Shall I use Pool or Process in this case?
Thanks!
----The code below is added on 8/28---
I programmed with multiprocessing. The key challenges I'm facing are:
1) GET request can fail sometimes. I have to set 3 retries to minimize the need to rerun my code/all requests. I only want to retry the failed ones. Can I achieve this with async http requests without using Pool?
2) I want to check the response value of every requests, and have exception handling
The code below is simplified from my actual code. It is working fine, but I wonder if it's the most efficient way of doing things. Can anyone give any suggestions? Thanks a lot!
def get_data(endpoint, get_params):
response = requests.get(endpoint, params = get_params)
if response.status_code != 200:
raise Exception("bad response for " + str(get_params))
return response.json()
def get_currency_data(endpoint, currency, date):
get_params = {'currency': currency,
'date' : date
}
for attempt in range(3):
try:
output = get_data(endpoint, get_params)
# additional return value check
# ......
return output['value']
except:
time.sleep(1) # I found that sleeping for 1s almost always make the retry successfully
return 'error'
def get_all_data(currencies, dates):
# I have many dates, but not too many currencies
for currency in currencies:
results = []
pool = Pool(processes=20)
for date in dates:
results.append(pool.apply_async(get_currency_data, args=(endpoint, date)))
output = [p.get() for p in results]
pool.close()
pool.join()
time.sleep(10) # Unfortunately I have to give the server some time to rest. I found it helps to reduce failures. I didn't write the server. This is not something that I can control
Neither. Use asynchronous programming. Consider the below code pulled directly from that article (credit goes to Paweł Miech)
#!/usr/local/bin/python3.5
import asyncio
from aiohttp import ClientSession
async def fetch(url, session):
async with session.get(url) as response:
return await response.read()
async def run(r):
url = "http://localhost:8080/{}"
tasks = []
# Fetch all responses within one Client session,
# keep connection alive for all requests.

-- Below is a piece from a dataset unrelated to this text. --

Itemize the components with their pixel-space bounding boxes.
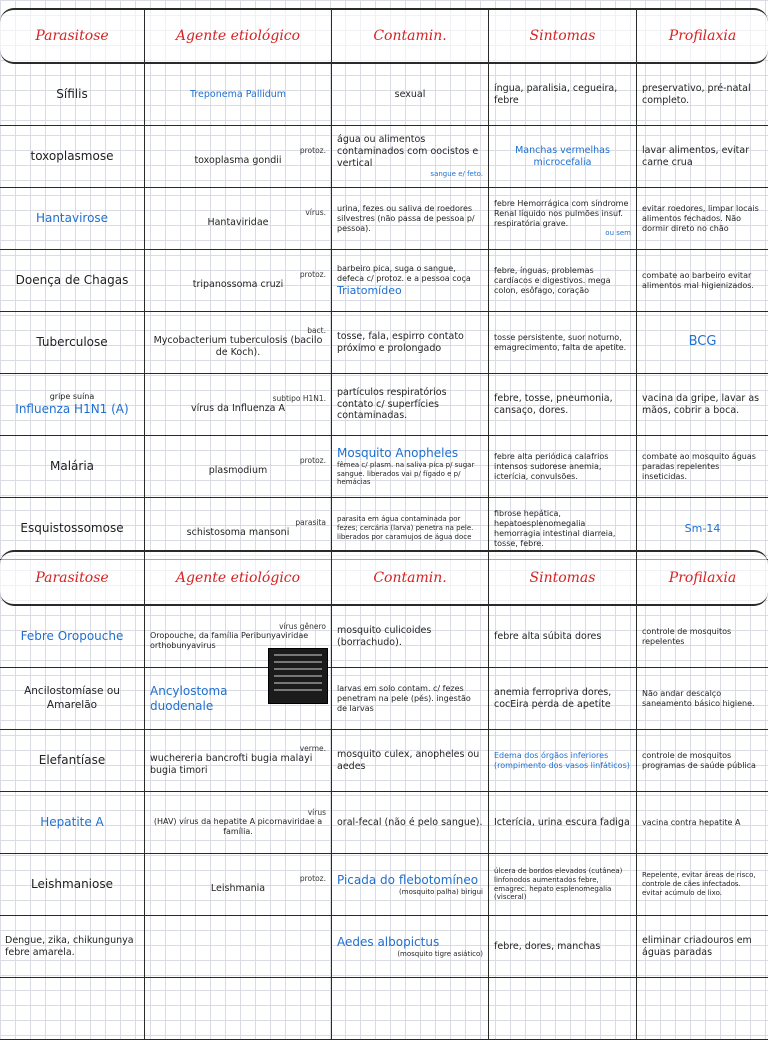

async with ClientSession() as session:
for i in range(r):
task = asyncio.ensure_future(fetch(url.format(i), session))
tasks.append(task)
responses = await asyncio.gather(*tasks)
# you now have all response bodies in this variable
print(responses)
def print_responses(result):
print(result)
loop = asyncio.get_event_loop()
future = asyncio.ensure_future(run(4))
loop.run_until_complete(future)
Just maybe create a URL's array, and instead of the given code, loop against that array and issue each one to fetch.

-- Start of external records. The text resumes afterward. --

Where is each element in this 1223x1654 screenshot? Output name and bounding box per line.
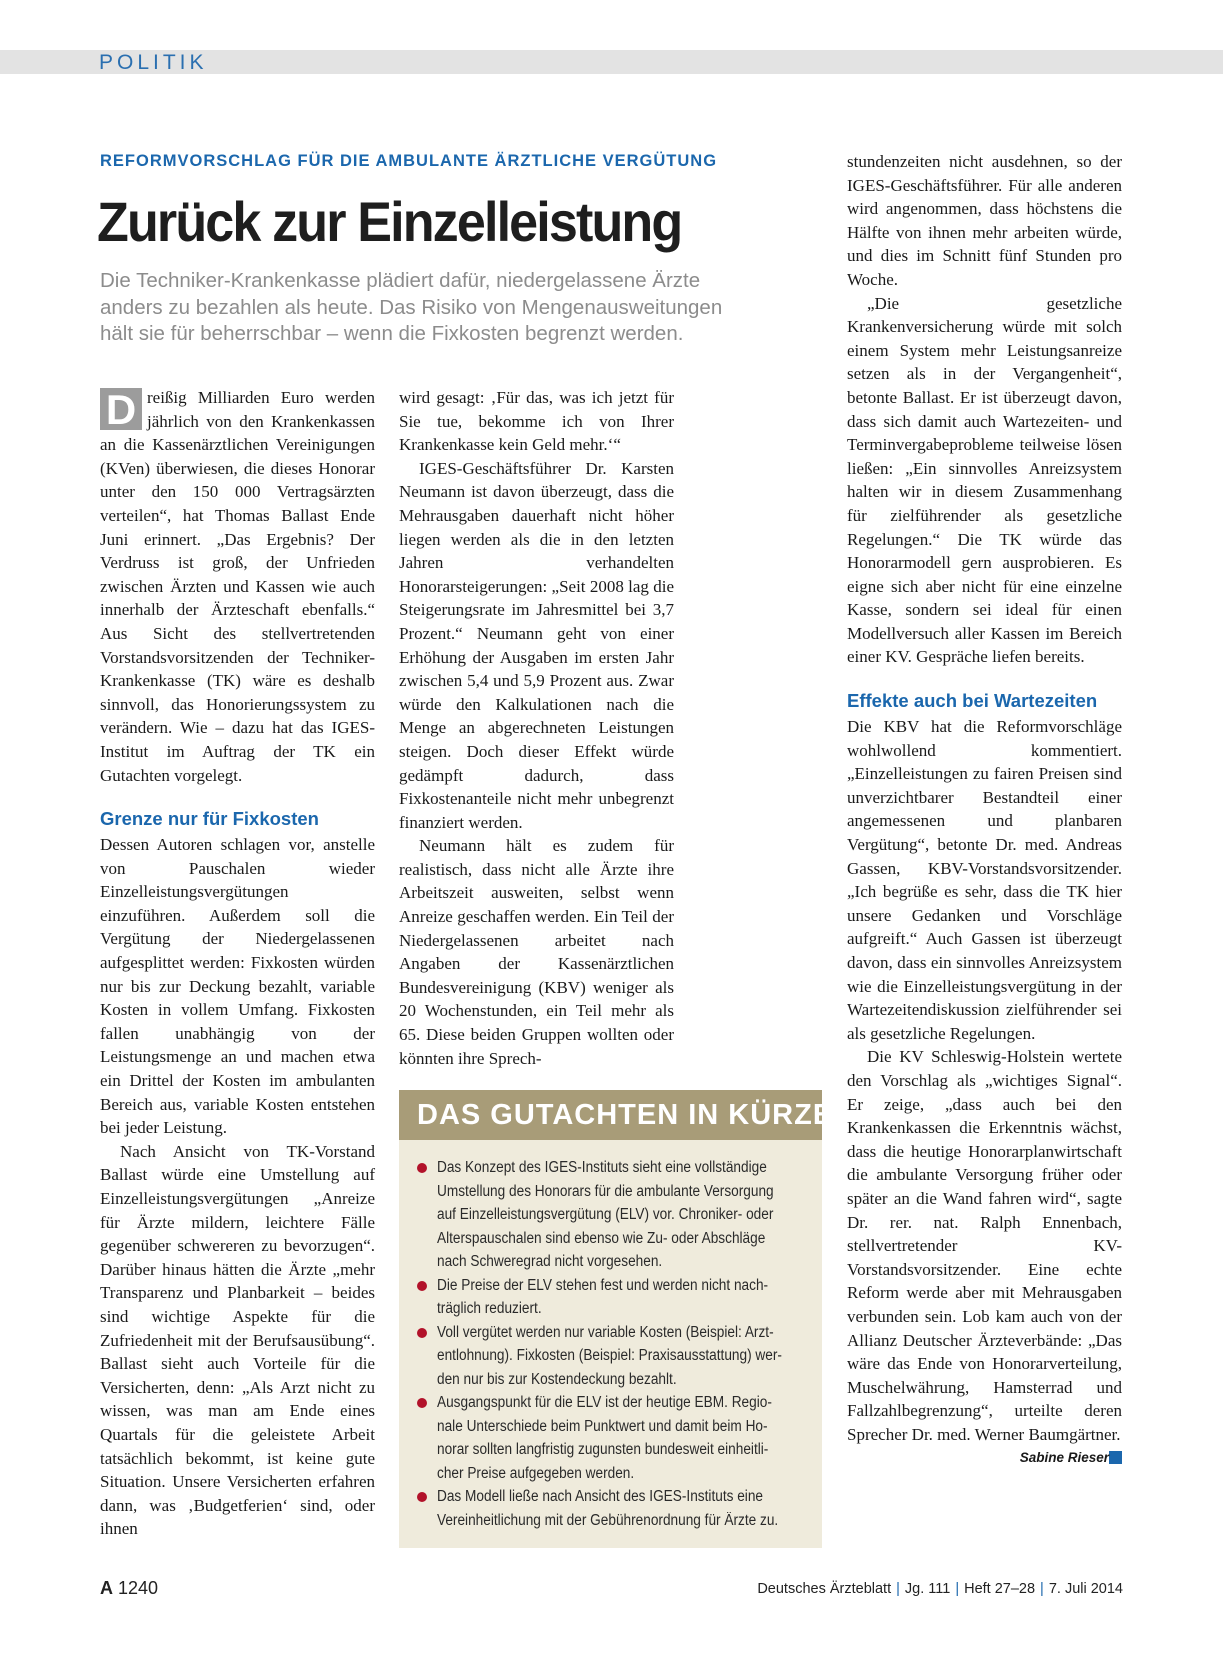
body-paragraph: „Die gesetzliche Krankenversicherung würde mit solch einem System mehr Leistungsanreize setzen als in der Vergangenheit“, betonte Ballast. Er ist überzeugt davon, dass sich damit auch Wartezeiten- und Terminvergabeprobleme teilweise lösen ließen: „Ein sinnvolles Anreizsystem halten wir in diesem Zusammenhang für zielführender als gesetzliche Regelungen.“ Die TK würde das Honorarmodell gern ausprobieren. Es eigne sich aber nicht für eine einzelne Kasse, sondern sei ideal für einen Modellversuch aller Kassen im Bereich einer KV. Gespräche liefen bereits. xyxy=(847,293,1122,667)
publication-name: Deutsches Ärzteblatt xyxy=(757,1581,892,1597)
body-paragraph: IGES-Geschäftsführer Dr. Karsten Neumann ist davon überzeugt, dass die Mehrausgaben dauerhaft nicht höher liegen werden als die in den letzten Jahren verhandelten Honorarsteigerungen: „Seit 2008 lag die Steigerungsrate im Jahresmittel bei 3,7 Prozent.“ Neumann geht von einer Erhöhung der Ausgaben im ersten Jahr zwischen 5,4 und 5,9 Prozent aus. Zwar würde den Kalkulationen nach die Menge an abgerechneten Leistungen steigen. Doch dieser Effekt würde gedämpft dadurch, dass Fixkostenanteile nicht mehr unbegrenzt finanziert werden. xyxy=(399,458,674,832)
summary-line: Umstellung des Honorars für die ambulante Versorgung xyxy=(437,1182,774,1200)
summary-line: träglich reduziert. xyxy=(437,1300,542,1317)
summary-item xyxy=(437,1321,812,1392)
summary-line: Ausgangspunkt für die ELV ist der heutige EBM. Regio- xyxy=(437,1394,772,1411)
summary-line: cher Preise aufgegeben werden. xyxy=(437,1464,635,1482)
body-paragraph: stundenzeiten nicht ausdehnen, so der IGES-Geschäftsführer. Für alle anderen wird angenommen, dass höchstens die Hälfte von ihnen mehr arbeiten würde, und dies im Schnitt fünf Stunden pro Woche. xyxy=(847,152,1122,289)
summary-line: Die Preise der ELV stehen fest und werden nicht nach- xyxy=(437,1276,769,1294)
summary-list xyxy=(399,1140,822,1532)
summary-item xyxy=(437,1485,812,1532)
summary-line: Das Modell ließe nach Ansicht des IGES-Instituts eine xyxy=(437,1488,764,1505)
summary-line: Alterspauschalen sind ebenso wie Zu- oder Abschläge xyxy=(437,1229,766,1247)
summary-line: Das Konzept des IGES-Instituts sieht eine vollständige xyxy=(437,1159,767,1176)
lead-line: hält sie für beherrschbar – wenn die Fixkosten begrenzt werden. xyxy=(100,322,684,345)
text-column-3 xyxy=(847,150,1122,1468)
body-paragraph xyxy=(100,386,375,787)
paragraph-text: reißig Milliarden Euro werden jährlich von den Krankenkassen an die Kassenärztlichen Vereinigungen (KVen) überwiesen, die dieses Honorar unter den 150 000 Vertragsärzten verteilen“, hat Thomas Ballast Ende Juni erinnert. „Das Ergebnis? Der Verdruss ist groß, der Unfrieden zwischen Ärzten und Kassen wie auch innerhalb der Ärzteschaft ebenfalls.“ Aus Sicht des stellvertretenden Vorstandsvorsitzenden der Techniker-Krankenkasse (TK) wäre es deshalb sinnvoll, das Honorierungssystem zu verändern. Wie – dazu hat das IGES-Institut im Auftrag der TK ein Gutachten vorgelegt. xyxy=(100,388,375,785)
body-paragraph: Dessen Autoren schlagen vor, anstelle von Pauschalen wieder Einzelleistungsvergütungen einzuführen. Außerdem soll die Vergütung der Niedergelassenen aufgesplittet werden: Fixkosten würden nur bis zur Deckung bezahlt, variable Kosten in vollem Umfang. Fixkosten fallen unabhängig von der Leistungsmenge an und machen etwa ein Drittel der Kosten im ambulanten Bereich aus, variable Kosten entstehen bei jeder Leistung. xyxy=(100,835,375,1138)
page-prefix: A xyxy=(100,1578,113,1598)
summary-line: nach Schweregrad nicht vorgesehen. xyxy=(437,1253,663,1270)
summary-box-title: DAS GUTACHTEN IN KÜRZE xyxy=(399,1090,822,1140)
publication-footer xyxy=(757,1581,1123,1597)
body-paragraph: Neumann hält es zudem für realistisch, dass nicht alle Ärzte ihre Arbeitszeit ausweiten, selbst wenn Anreize geschaffen werden. Ein Teil der Niedergelassenen arbeitet nach Angaben der Kassenärztlichen Bundesvereinigung (KBV) weniger als 20 Wochenstunden, ein Teil mehr als 65. Diese beiden Gruppen wollten oder könnten ihre Sprech- xyxy=(399,836,674,1068)
article-kicker: REFORMVORSCHLAG FÜR DIE AMBULANTE ÄRZTLICHE VERGÜTUNG xyxy=(100,152,718,170)
bullet-icon xyxy=(417,1163,427,1173)
body-paragraph xyxy=(847,1045,1122,1446)
summary-line: nale Unterschiede beim Punktwert und damit beim Ho- xyxy=(437,1417,768,1435)
text-column-2 xyxy=(399,386,674,1070)
summary-item xyxy=(437,1391,812,1485)
issue: Heft 27–28 xyxy=(964,1581,1036,1597)
drop-cap: D xyxy=(100,388,142,430)
summary-line: auf Einzelleistungsvergütung (ELV) vor. Chroniker- oder xyxy=(437,1206,774,1223)
summary-box xyxy=(399,1090,834,1548)
lead-line: anders zu bezahlen als heute. Das Risiko von Mengenausweitungen xyxy=(100,295,723,319)
bullet-icon xyxy=(417,1492,427,1502)
body-paragraph: wird gesagt: ‚Für das, was ich jetzt für Sie tue, bekomme ich von Ihrer Krankenkasse kein Geld mehr.‘“ xyxy=(399,388,674,455)
volume: Jg. 111 xyxy=(904,1581,951,1597)
body-paragraph: Die KBV hat die Reformvorschläge wohlwollend kommentiert. „Einzelleistungen zu fairen Preisen sind unverzichtbarer Bestandteil einer angemessenen und planbaren Vergütung“, betonte Dr. med. Andreas Gassen, KBV-Vorstandsvorsitzender. „Ich begrüße es sehr, dass die TK hier unsere Gedanken und Vorschläge aufgreift.“ Auch Gassen ist überzeugt davon, dass ein sinnvolles Anreizsystem wie die Einzelleistungsvergütung in der Wartezeitendiskussion zielführender sei als gesetzliche Regelungen. xyxy=(847,717,1122,1043)
text-column-1 xyxy=(100,386,375,1541)
summary-item xyxy=(437,1156,812,1274)
separator: | xyxy=(955,1581,960,1597)
separator: | xyxy=(1040,1581,1044,1597)
section-bar xyxy=(0,50,1223,74)
page-number-value: 1240 xyxy=(118,1578,159,1598)
lead-line: Die Techniker-Krankenkasse plädiert dafür, niedergelassene Ärzte xyxy=(100,269,701,292)
summary-line: entlohnung). Fixkosten (Beispiel: Praxisausstattung) wer- xyxy=(437,1347,782,1364)
end-of-article-icon xyxy=(1109,1451,1122,1464)
body-paragraph: Nach Ansicht von TK-Vorstand Ballast würde eine Umstellung auf Einzelleistungsvergütungen „Anreize für Ärzte mildern, leichtere Fälle gegenüber schwereren zu bevorzugen“. Darüber hinaus hätten die Ärzte „mehr Transparenz und Planbarkeit – beides sind wichtige Aspekte für die Zufriedenheit mit der Berufsausübung“. Ballast sieht auch Vorteile für die Versicherten, denn: „Als Arzt nicht zu wissen, was man am Ende eines Quartals für die geleistete Arbeit tatsächlich bekommt, ist keine gute Situation. Unsere Versicherten erfahren dann, was ‚Budgetferien‘ sind, oder ihnen xyxy=(100,1141,375,1539)
issue-date: 7. Juli 2014 xyxy=(1048,1581,1123,1597)
summary-line: Vereinheitlichung mit der Gebührenordnung für Ärzte zu. xyxy=(437,1511,779,1529)
section-label: POLITIK xyxy=(99,51,208,74)
separator: | xyxy=(896,1581,900,1597)
summary-line: Voll vergütet werden nur variable Kosten (Beispiel: Arzt- xyxy=(437,1323,774,1341)
summary-item xyxy=(437,1274,812,1321)
author-byline: Sabine Rieser xyxy=(1019,1450,1109,1466)
bullet-icon xyxy=(417,1398,427,1408)
article-headline: Zurück zur Einzelleistung xyxy=(97,190,682,253)
page-number xyxy=(100,1578,158,1599)
subheading: Effekte auch bei Wartezeiten xyxy=(847,690,1098,712)
summary-line: den nur bis zur Kostendeckung bezahlt. xyxy=(437,1370,677,1388)
subheading: Grenze nur für Fixkosten xyxy=(100,808,319,830)
paragraph-text: Die KV Schleswig-Holstein wertete den Vorschlag als „wichtiges Signal“. Er zeige, „dass auch bei den Krankenkassen die Erkenntnis wächst, dass die heutige Honorarplanwirtschaft die ambulante Versorgung früher oder später an die Wand fahren wird“, sagte Dr. rer. nat. Ralph Ennenbach, stellvertretender KV-Vorstandsvorsitzender. Eine echte Reform werde aber mit Mehrausgaben verbunden sein. Lob kam auch von der Allianz Deutscher Ärzteverbände: „Das wäre das Ende von Honorarverteilung, Muschelwährung, Hamsterrad und Fallzahlbegrenzung“, urteilte deren Sprecher Dr. med. Werner Baumgärtner. xyxy=(847,1047,1122,1444)
bullet-icon xyxy=(417,1281,427,1291)
summary-line: norar sollten langfristig zugunsten bundesweit einheitli- xyxy=(437,1441,769,1458)
bullet-icon xyxy=(417,1328,427,1338)
article-lead xyxy=(100,268,820,348)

EDIT: Use requests_futures
As per #roganjosh comment below, requests_futures is a super-easy way to accomplish this.
from requests_futures.sessions import FuturesSession
sess = FuturesSession()
urls = ['http://google.com', 'https://stackoverflow.com']
responses = {url: sess.get(url) for url in urls}
contents = {url: future.result().content
for url, future in responses.items()
if future.result().status_code == 200}
EDIT: Use grequests to support Python 2.7
You can also us grequests, which supports Python 2.7 for performing asynchronous URL calling.
import grequests
urls = ['http://google.com', 'http://stackoverflow.com']
responses = grequests.map(grequests.get(u) for u in urls)
print([len(r.content) for r in rs])
# [10475, 250785]
EDIT: Using multiprocessing
If you want to do this using multiprocessing, you can. Disclaimer: You're going to have a ton of overhead by doing this, and it won't be anywhere near as efficient as async programming... but it is possible.
It's actually pretty straightforward, you're mapping the URL's through the http GET function:
import requests
urls = ['http://google.com', 'http://stackoverflow.com']
from multiprocessing import Pool
pool = Pool(8)
responses = pool.map(requests.get, urls)
The size of the pool will be the number of simultaneously issues GET requests. Sizing it up should increase your network efficiency, but it'll add overhead on the local machine for communication and forking.
Again, I don't recommend this, but it certainly is possible, and if you have enough cores it's probably faster than doing the calls synchronously.